Le Futur des métropoles, Temps et infrastructure
Nathalie Roseau
(MétisPresses, 2022, 256 pages, 32 euros)
Sur un sujet classique de l’urbanisme, le lien entre les infrastructures et le développement urbain, Nathalie Roseau offre un ouvrage original et subtil. Son livre repose sur trois études de cas à New York, Paris et Hong Kong. À New York, c’est l’aventure du parkway qui est relatée. Il s’agit initialement de relier le nouveau parc de Brooklyn ouvert en 1867 par des voies larges et arborées. Frederick Law Olmsted propose à la fin du XIXe siècle de planifier le développement des villes à partir des parcs et des voies qui les relient. Entre les années 1930 et 1960, ce même vocable sera principalement utilisé, notamment par Robert Moses, pour déployer le réseau autoroutier. À Paris, ce sont les aventures du périphérique et de l’aéroport de Roissy, inaugurés à quelques mois d’écart en 1973 et 1974 qui constituent le fil du récit.

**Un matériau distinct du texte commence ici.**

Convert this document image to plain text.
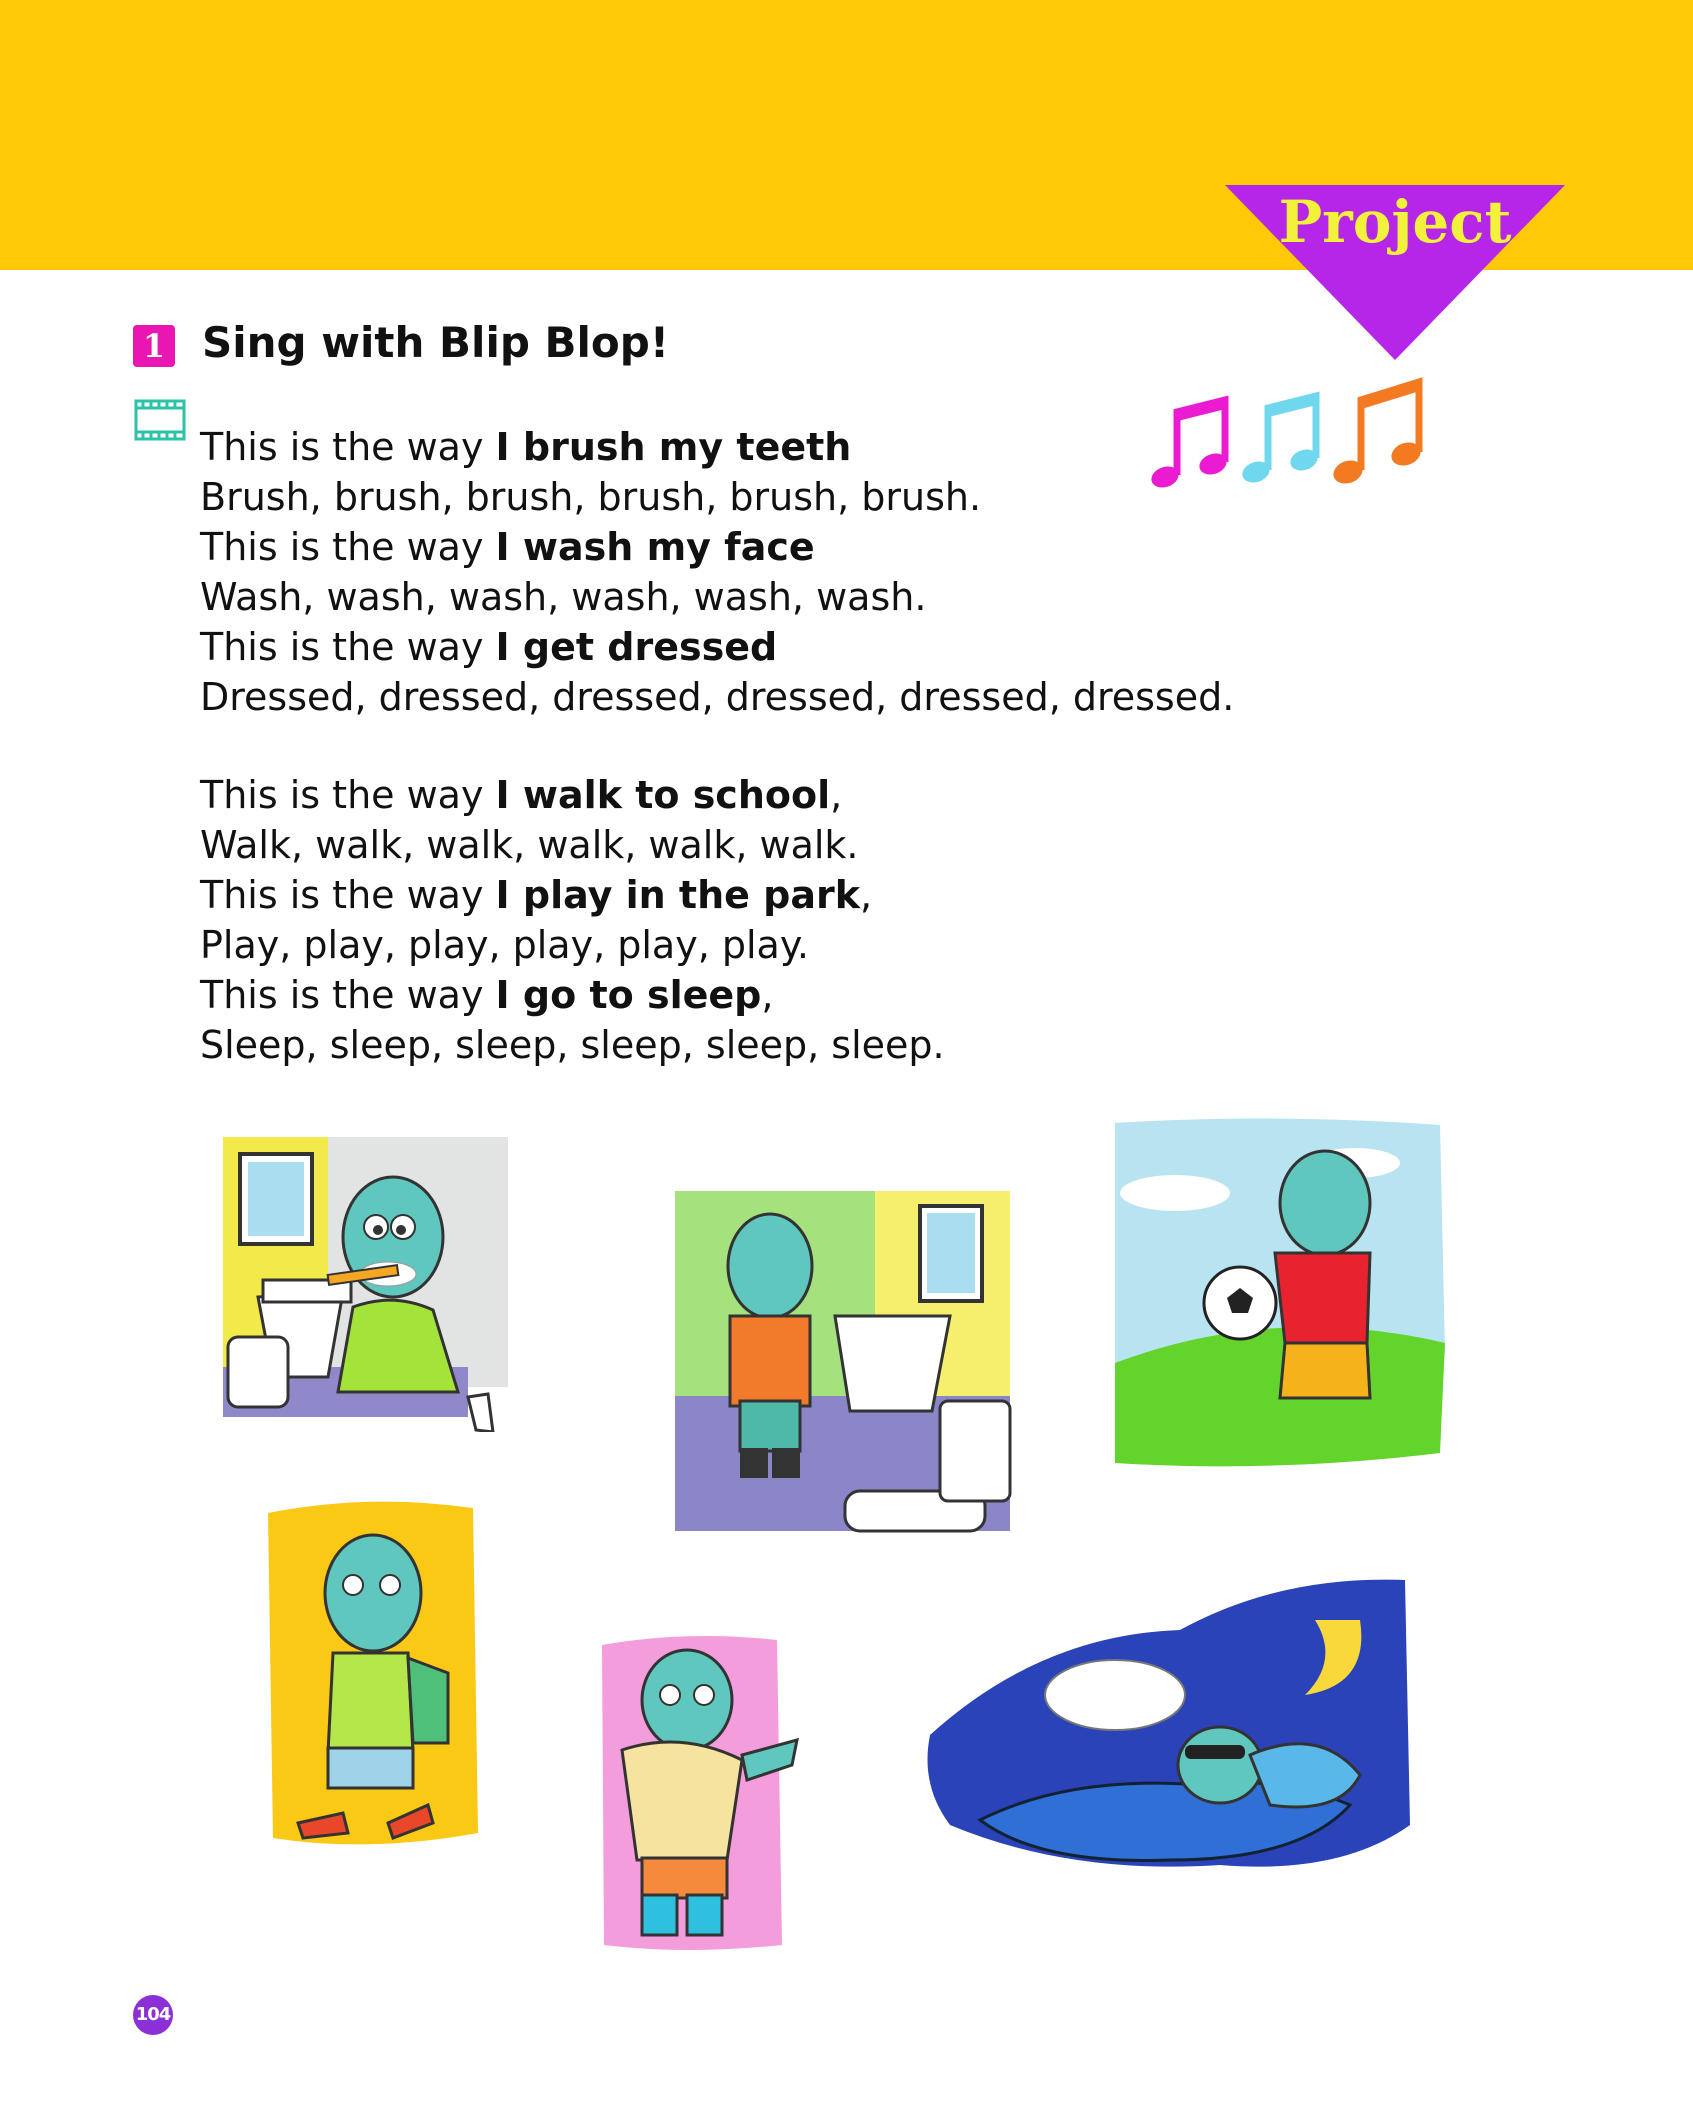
Project
1 Sing with Blip Blop!
This is the way I brush my teeth
Brush, brush, brush, brush, brush, brush.
This is the way I wash my face
Wash, wash, wash, wash, wash, wash.
This is the way I get dressed
Dressed, dressed, dressed, dressed, dressed, dressed.
This is the way I walk to school,
Walk, walk, walk, walk, walk, walk.
This is the way I play in the park,
Play, play, play, play, play, play.
This is the way I go to sleep,
Sleep, sleep, sleep, sleep, sleep, sleep.
104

À Hong Kong, l’aéroport de Chek Lap Kok constitue le cœur de l’analyse. Inauguré quelques mois après la rétrocession de la ville à la République populaire de Chine en 1998, il a été conçu comme le haut-lieu de cette métropole particulière. Or, celui-ci devient, peu à peu, l’un des maillons aéroportuaires de cette immense mégalopole du delta la rivière des Perles avec Shenzhen, Guangzhou et Macao. Dans chacune des villes, les retournements des jugements et valeurs portés sur les installations sont très rapides.
Ces trois études de cas ne sont pas présentées de la même manière afin de « faire respirer le terrain ». Dans chacun, Nathalie Roseau s’attache à décrire les horizons d’attente et les projections diverses que les concepteurs, décideurs ou citoyens ont investi dans ces infrastructures, qui ne sont pas qu’un legs matériel, mais aussi des palimpsestes d’imaginaires. Issu d’une habilitation à diriger des recherches, le texte est exigeant mais servi par une écriture limpide. L’ouvrage est très richement illustré. Beaucoup de plans ou images sont difficiles à lire en raison du format du livre. Peut-on rêver à un prolongement numérique de ce type d’ouvrage pour que le lecteur puisse analyser plus confortablement les images rassemblées ?
À rebours d’une lecture simpliste de la modernité qui n’aurait été qu’éblouie par le futur, Nathalie Roseau, en historicisant les projections du futur, donne à voir les diversités d’attentes et d’espoirs dont ces infrastructures ont été le réceptacle et le vecteur. À l’heure du changement climatique et du retour de discours catégoriques sur les infrastructures et leurs effets, l’historienne instille utilement la nuance et le doute.